Jakarta, sidikbangsa.com – Rencana pengadaan 24 unit jet tempur F-15EX oleh Kementerian Pertahanan Republik Indonesia kembali diselimuti tanda tanya besar. Meski Nota Kesepahaman (Memorandum of Understanding/MoU) antara Kemenhan RI dan Boeing telah diteken sejak 21 Agustus 2023 di St. Louis, Missouri, Amerika Serikat, hingga hampir tiga tahun berlalu belum juga ada kepastian lanjutan proyek strategis tersebut. Penyebab utamanya, Boeing disebut masih menunggu adanya kontrak efektif dari pemerintah Indonesia.
Ketidakjelasan ini kian menguat setelah muncul kabar mengejutkan dari ajang Singapore Airshow 2026 yang digelar pada 3–12 Februari 2026. Dikutip dari Reuters, Vice President of Business Development and Strategy Boeing Defense, Bernd Peters, secara terbuka menyatakan bahwa status pesanan F-15EX untuk Indonesia kini telah berubah menjadi “no longer an active campaign”.
Pernyataan tersebut mengindikasikan bahwa Boeing tidak lagi secara aktif mengejar, memproses, atau mempersiapkan produksi F-15EX untuk Indonesia. Namun, Peters enggan membeberkan alasan detail di balik keputusan itu. Ia justru melempar pertanyaan lanjutan kepada pemerintah Amerika Serikat dan pemerintah Indonesia, menandakan adanya faktor di luar kendali langsung Boeing.

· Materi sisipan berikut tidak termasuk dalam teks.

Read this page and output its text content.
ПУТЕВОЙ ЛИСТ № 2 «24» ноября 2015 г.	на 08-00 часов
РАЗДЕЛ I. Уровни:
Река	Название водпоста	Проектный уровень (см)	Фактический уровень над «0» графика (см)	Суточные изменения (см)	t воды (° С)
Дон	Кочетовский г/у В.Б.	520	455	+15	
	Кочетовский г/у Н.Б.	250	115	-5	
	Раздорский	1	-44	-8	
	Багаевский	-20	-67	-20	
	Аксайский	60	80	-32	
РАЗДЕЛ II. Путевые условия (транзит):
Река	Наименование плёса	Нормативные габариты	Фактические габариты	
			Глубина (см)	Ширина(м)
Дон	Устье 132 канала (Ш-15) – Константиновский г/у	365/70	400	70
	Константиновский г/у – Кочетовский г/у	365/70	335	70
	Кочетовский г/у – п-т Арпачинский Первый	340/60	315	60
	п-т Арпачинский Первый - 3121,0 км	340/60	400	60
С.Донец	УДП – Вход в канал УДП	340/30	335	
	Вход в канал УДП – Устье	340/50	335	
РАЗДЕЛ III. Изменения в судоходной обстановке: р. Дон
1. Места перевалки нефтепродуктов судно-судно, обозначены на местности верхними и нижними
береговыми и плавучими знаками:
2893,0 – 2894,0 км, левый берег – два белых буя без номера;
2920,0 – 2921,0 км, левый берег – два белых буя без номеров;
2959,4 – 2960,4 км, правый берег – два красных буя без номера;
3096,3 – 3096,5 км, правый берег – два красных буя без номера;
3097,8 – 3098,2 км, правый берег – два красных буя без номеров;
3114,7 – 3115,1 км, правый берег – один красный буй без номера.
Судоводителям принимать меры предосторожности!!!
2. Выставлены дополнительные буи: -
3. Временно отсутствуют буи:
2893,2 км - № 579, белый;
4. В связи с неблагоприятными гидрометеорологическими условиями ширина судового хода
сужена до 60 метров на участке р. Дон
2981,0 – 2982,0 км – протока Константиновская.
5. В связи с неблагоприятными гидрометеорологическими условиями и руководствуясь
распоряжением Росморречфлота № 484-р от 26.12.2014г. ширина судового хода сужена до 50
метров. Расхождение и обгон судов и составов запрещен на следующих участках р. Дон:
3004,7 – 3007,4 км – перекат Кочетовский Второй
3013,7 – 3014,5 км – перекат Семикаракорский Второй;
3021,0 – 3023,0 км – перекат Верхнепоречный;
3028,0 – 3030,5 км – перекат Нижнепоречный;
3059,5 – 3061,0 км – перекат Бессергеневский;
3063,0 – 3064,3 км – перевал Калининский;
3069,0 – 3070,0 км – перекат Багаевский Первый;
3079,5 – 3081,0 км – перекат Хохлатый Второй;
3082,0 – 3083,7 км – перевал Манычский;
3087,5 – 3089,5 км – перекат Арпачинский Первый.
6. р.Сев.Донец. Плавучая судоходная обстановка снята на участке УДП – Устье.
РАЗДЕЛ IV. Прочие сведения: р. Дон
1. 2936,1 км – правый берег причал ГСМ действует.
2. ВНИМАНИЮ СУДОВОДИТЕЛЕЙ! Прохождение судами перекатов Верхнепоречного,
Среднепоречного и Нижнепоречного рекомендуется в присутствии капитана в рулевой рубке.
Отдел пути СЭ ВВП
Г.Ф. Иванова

Penghentian status kampanye aktif ini berpotensi berdampak serius terhadap rencana modernisasi dan ekspansi kekuatan udara Indonesia. Sebelumnya, pengadaan F-15EX yang di Indonesia direncanakan menggunakan kode khusus F-15ID digadang-gadang menjadi salah satu proyek strategis pertahanan nasional, sekaligus simbol peningkatan daya gentar TNI AU di kawasan.
Pada Agustus 2023, Menteri Pertahanan RI saat itu, Prabowo Subianto, bahkan hadir langsung di St. Louis untuk menandatangani MoU pengadaan 24 unit jet tempur generasi 4,5 tersebut. Namun hingga kini, kesepakatan itu belum berlanjut ke tahap kontrak pembelian yang mengikat secara hukum.
Meski Boeing tidak memberikan penjelasan rinci, sejumlah faktor kerap menjadi ganjalan dalam proyek pertahanan bernilai besar. Salah satu yang paling disorot adalah masalah pembiayaan. Pengadaan 24 unit F-15EX diperkirakan menelan anggaran sekitar US$13,9 miliar. Di tengah tekanan ekonomi global, fluktuasi nilai tukar, serta kebutuhan anggaran domestik yang kian besar, skema pendanaan maupun persetujuan kredit ekspor bisa menjadi hambatan krusial.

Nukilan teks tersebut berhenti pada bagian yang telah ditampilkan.